Aus Art. 103 Abs. 1 GG sowie § 93 Abs. 1 FGO und § 96 Abs. 2 FGO folgt, dass die Beteiligten vor Überraschungen bewahrt werden sollen. Eine Überraschungsentscheidung liegt vor, wenn das Gericht seine Entscheidung auf einen bis dahin nicht erörterten rechtlichen oder tatsächlichen Gesichtspunkt stützt und damit dem Rechtsstreit eine Wendung gibt, mit der auch ein gewissenhafter und kundiger Prozessbeteiligter selbst unter Berücksichtigung der Vielzahl vertretbarer Rechtsauffassungen nach dem bisherigen Verlauf des Verfahrens nicht rechnen musste. Das Gebot, rechtliches Gehör zu gewähren, verpflichtet das Gericht indes nicht, die für die Entscheidung maßgeblichen Gesichtspunkte mit den Beteiligten umfassend zu erörtern und ihnen die einzelnen für die Entscheidung maßgebenden Gesichtspunkte im Voraus anzudeuten38. Nach diesen Grundsätzen liegt unter Berücksichtigung des eigenen Vorbringens der gGmbH im Einspruchs- und Klageverfahren keine Überraschungsentscheidung vor. Denn sie hat sich bereits in ihrer Einspruchsbegründung ausführlich mit Gehaltsstrukturuntersuchungen befasst und dabei insbesondere die Anwendung der BBE-Studie 2009 gefordert. Zudem hat sie in ihrer Klageschrift auf ihr Vorbringen im Einspruchsverfahren verwiesen. Wird die gGmbH mit ihrem Vorbringen nicht nur angehört, sondern sogar „erhört“, indem das Finanzgericht Mecklenburg-Vorpommern die geforderten Gehaltsstrukturuntersuchungen von BBE zur Grundlage seines Urteils macht, kann eine Verletzung des Anspruchs auf rechtliches Gehör nicht mit Erfolg geltend gemacht werden.

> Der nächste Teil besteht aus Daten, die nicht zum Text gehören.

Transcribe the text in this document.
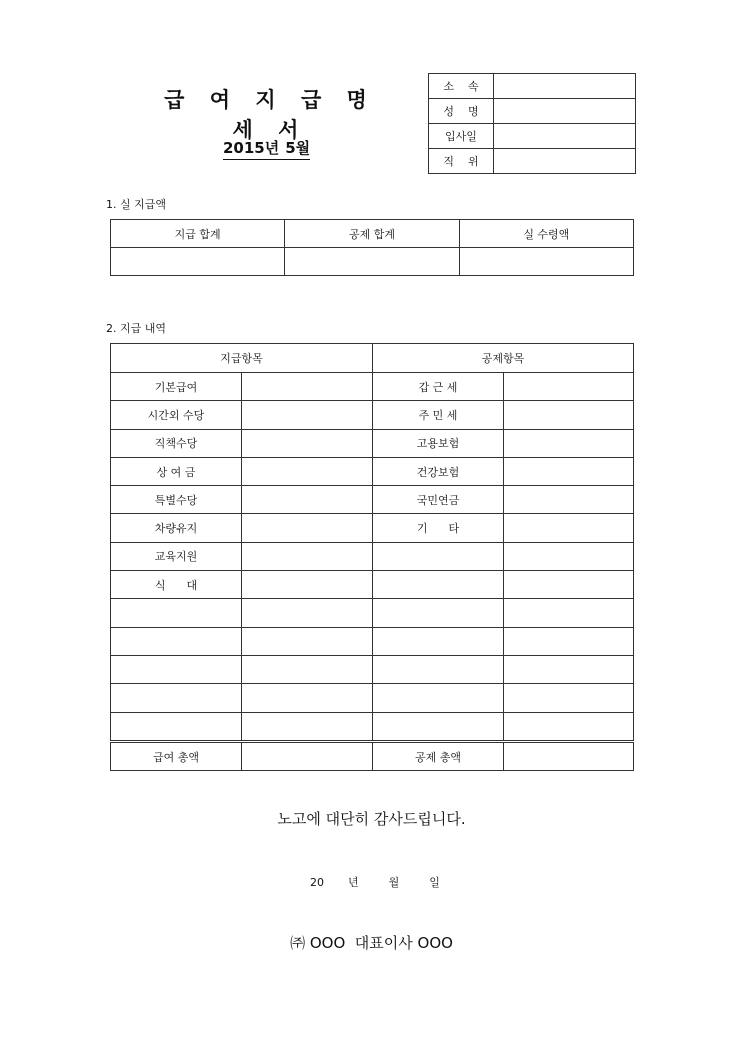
급 여 지 급 명 세 서
2015년 5월
소    속	
성    명	
입사일	
직    위	
1. 실 지급액
지급 합계	공제 합계	실 수령액

2. 지급 내역
지급항목		공제항목	
기본급여		갑 근 세	
시간외 수당		주 민 세	
직책수당		고용보험	
상 여 금		건강보험	
특별수당		국민연금	
차량유지		기      타	
교육지원			
식      대			

급여 총액		공제 총액	
노고에 대단히 감사드립니다.
20 년	월	일
㈜ OOO  대표이사 OOO
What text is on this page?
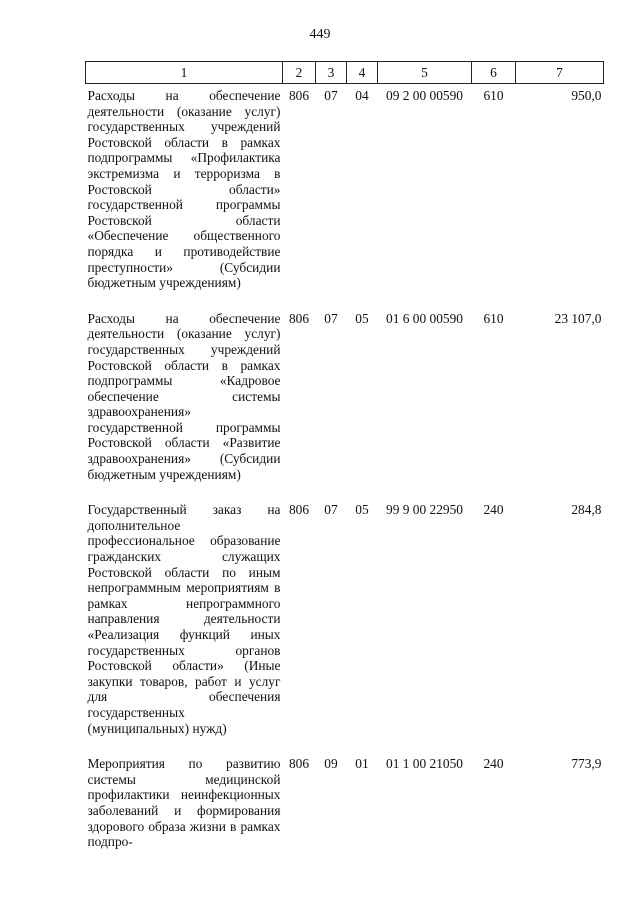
449
1	2	3	4	5	6	7
Расходы на обеспечение деятельности (оказание услуг) государственных учреждений Ростовской области в рамках подпрограммы «Профилактика экстремизма и терроризма в Ростовской области» государственной программы Ростовской области «Обеспечение общественного порядка и противодействие преступности» (Субсидии бюджетным учреждениям)	806	07	04	09 2 00 00590	610	950,0
Расходы на обеспечение деятельности (оказание услуг) государственных учреждений Ростовской области в рамках подпрограммы «Кадровое обеспечение системы здравоохранения» государственной программы Ростовской области «Развитие здравоохранения» (Субсидии бюджетным учреждениям)	806	07	05	01 6 00 00590	610	23 107,0
Государственный заказ на дополнительное профессиональное образование гражданских служащих Ростовской области по иным непрограммным мероприятиям в рамках непрограммного направления деятельности «Реализация функций иных государственных органов Ростовской области» (Иные закупки товаров, работ и услуг для обеспечения государственных (муниципальных) нужд)	806	07	05	99 9 00 22950	240	284,8
Мероприятия по развитию системы медицинской профилактики неинфекционных заболеваний и формирования здорового образа жизни в рамках подпро-	806	09	01	01 1 00 21050	240	773,9
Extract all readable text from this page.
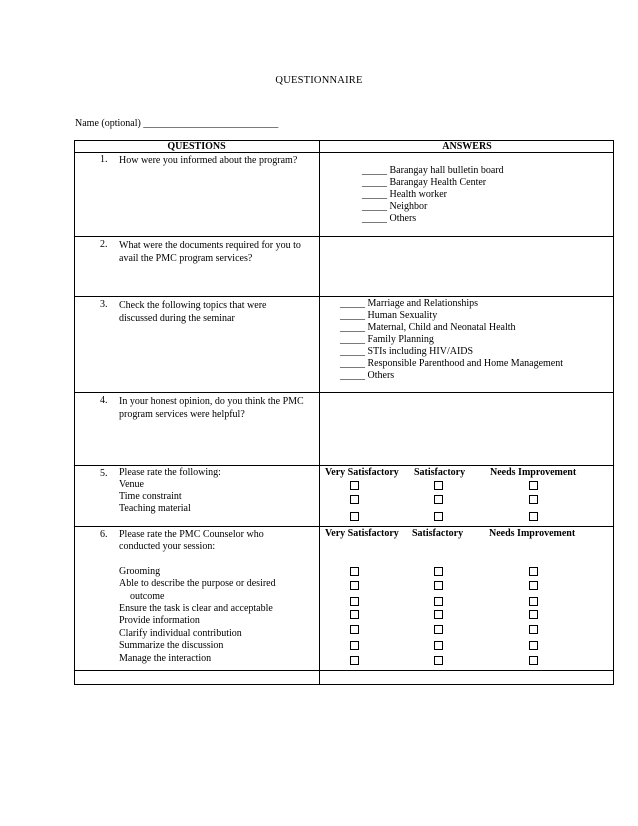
QUESTIONNAIRE
Name (optional) ___________________________
QUESTIONS	ANSWERS
1. How were you informed about the program?
_____ Barangay hall bulletin board
_____ Barangay Health Center
_____ Health worker
_____ Neighbor
_____ Others
2. What were the documents required for you to
avail the PMC program services?
3. Check the following topics that were
discussed during the seminar
_____ Marriage and Relationships
_____ Human Sexuality
_____ Maternal, Child and Neonatal Health
_____ Family Planning
_____ STIs including HIV/AIDS
_____ Responsible Parenthood and Home Management
_____ Others
4. In your honest opinion, do you think the PMC
program services were helpful?
5. Please rate the following:
Venue
Time constraint
Teaching material
Very Satisfactory Satisfactory Needs Improvement
6. Please rate the PMC Counselor who
conducted your session:
Grooming
Able to describe the purpose or desired
outcome
Ensure the task is clear and acceptable
Provide information
Clarify individual contribution
Summarize the discussion
Manage the interaction
Very Satisfactory Satisfactory	Needs Improvement
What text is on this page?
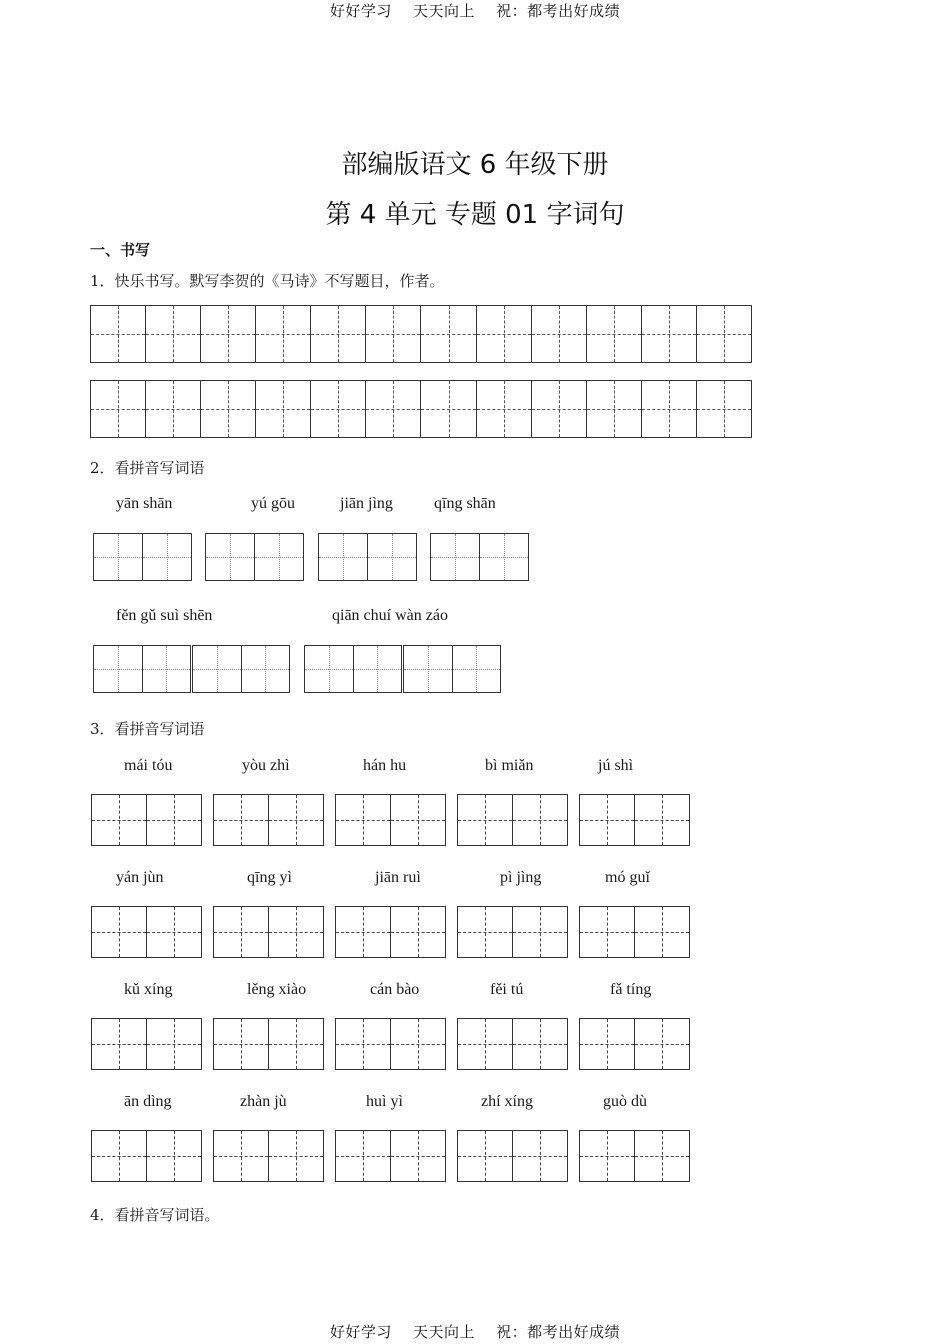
好好学习    天天向上    祝：都考出好成绩
好好学习    天天向上    祝：都考出好成绩
部编版语文 6 年级下册
第 4 单元 专题 01 字词句
一、书写
1．快乐书写。默写李贺的《马诗》不写题目，作者。
2．看拼音写词语
yān shān	yú gōu	jiān jìng	qīng shān
fěn gǔ suì shēn	qiān chuí wàn záo
3．看拼音写词语
mái tóu	yòu zhì	hán hu	bì miǎn	jú shì
yán jùn	qīng yì	jiān ruì	pì jìng	mó guǐ
kǔ xíng	lěng xiào	cán bào	fěi tú	fǎ tíng
ān dìng	zhàn jù	huì yì	zhí xíng	guò dù
4．看拼音写词语。
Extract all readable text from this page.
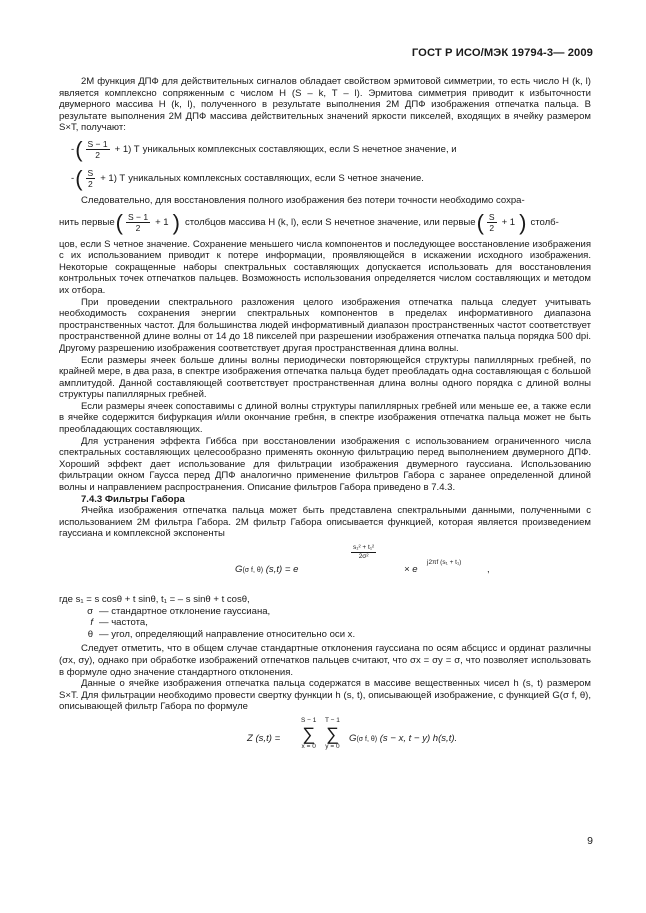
ГОСТ Р ИСО/МЭК 19794-3— 2009

2М функция ДПФ для действительных сигналов обладает свойством эрмитовой симметрии, то есть число H (k, l) является комплексно сопряженным с числом H (S – k, T – l). Эрмитова симметрия приводит к избыточности двумерного массива H (k, l), полученного в результате выполнения 2М ДПФ изображения отпечатка пальца. В результате выполнения 2М ДПФ массива действительных значений яркости пикселей, входящих в ячейку размером S×T, получают:

- ( $\frac{S - 1}{2} + 1$) T уникальных комплексных составляющих, если S нечетное значение, и
- ( $\frac{S}{2} + 1$) T уникальных комплексных составляющих, если S четное значение.

Следовательно, для восстановления полного изображения без потери точности необходимо сохра-

нить первые ( $\frac{S - 1}{2} + 1$ ) столбцов массива H (k, l), если S нечетное значение, или первые ( $\frac{S}{2} + 1$ ) столб-

цов, если S четное значение. Сохранение меньшего числа компонентов и последующее восстановление изображения с их использованием приводит к потере информации, проявляющейся в искажении исходного изображения. Некоторые сокращенные наборы спектральных составляющих допускается использовать для восстановления контрольных точек отпечатков пальцев. Возможность использования определяется числом составляющих и методом их отбора.

При проведении спектрального разложения целого изображения отпечатка пальца следует учитывать необходимость сохранения энергии спектральных компонентов в пределах информативного диапазона пространственных частот. Для большинства людей информативный диапазон пространственных частот соответствует пространственной длине волны от 14 до 18 пикселей при разрешении изображения отпечатка пальца порядка 500 dpi. Другому разрешению изображения соответствует другая пространственная длина волны.

Если размеры ячеек больше длины волны периодически повторяющейся структуры папиллярных гребней, по крайней мере, в два раза, в спектре изображения отпечатка пальца будет преобладать одна составляющая с большой амплитудой. Данной составляющей соответствует пространственная длина волны одного порядка с длиной волны структуры папиллярных гребней.

Если размеры ячеек сопоставимы с длиной волны структуры папиллярных гребней или меньше ее, а также если в ячейке содержится бифуркация и/или окончание гребня, в спектре изображения отпечатка пальца может не быть преобладающих составляющих.

Для устранения эффекта Гиббса при восстановлении изображения с использованием ограниченного числа спектральных составляющих целесообразно применять оконную фильтрацию перед выполнением двумерного ДПФ. Хороший эффект дает использование для фильтрации изображения двумерного гауссиана. Использованию фильтрации окном Гаусса перед ДПФ аналогично применение фильтров Габора с заранее определенной длиной волны и направлением распространения. Описание фильтров Габора приведено в 7.4.3.

7.4.3 Фильтры Габора

Ячейка изображения отпечатка пальца может быть представлена спектральными данными, полученными с использованием 2М фильтра Габора. 2М фильтр Габора описывается функцией, которая является произведением гауссиана и комплексной экспоненты

G(σ f, θ) (s,t) = e
$\frac{\text{s₁² + t₁²}}{\text{2σ²}}$
× e
j2πf (s₁ + t₁)
,

где s₁ = s cosθ + t sinθ, t₁ = – s sinθ + t cosθ,

σ — стандартное отклонение гауссиана,
f — частота,
θ — угол, определяющий направление относительно оси x.

Следует отметить, что в общем случае стандартные отклонения гауссиана по осям абсцисс и ординат различны (σx, σy), однако при обработке изображений отпечатков пальцев считают, что σx = σy = σ, что позволяет использовать в формуле одно значение стандартного отклонения.

Данные о ячейке изображения отпечатка пальца содержатся в массиве вещественных чисел h (s, t) размером S×T. Для фильтрации необходимо провести свертку функции h (s, t), описывающей изображение, с функцией G(σ f, θ), описывающей фильтр Габора по формуле

Z (s,t) =
S − 1
∑
x = 0
T − 1
∑
y = 0
G(σ f, θ) (s − x, t − y) h(s,t).
9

Die weiteren Ausführungen der gGmbH gegen die Schätzung des Finanzgerichts auf der Grundlage der BBE-Studien sind entweder nicht entscheidungserheblich oder aber in der Sache unbegründet.

Soweit die gGmbH Einwendungen gegen die nach Umsatz und Mitarbeiterzahlen differenzierende Betrachtung der BBE-Studien geltend macht, gehen diese ins Leere. Denn das Finanzgericht Mecklenburg-Vorpommern hat diese Daten wegen fehlender Aussagekraft zu Recht nicht für den Fremdvergleich herangezogen, sondern die Jahresgesamtbezüge der Geschäftsführer aus der Branche „Gesundheitswesen“ seiner Schätzung zugrunde gelegt.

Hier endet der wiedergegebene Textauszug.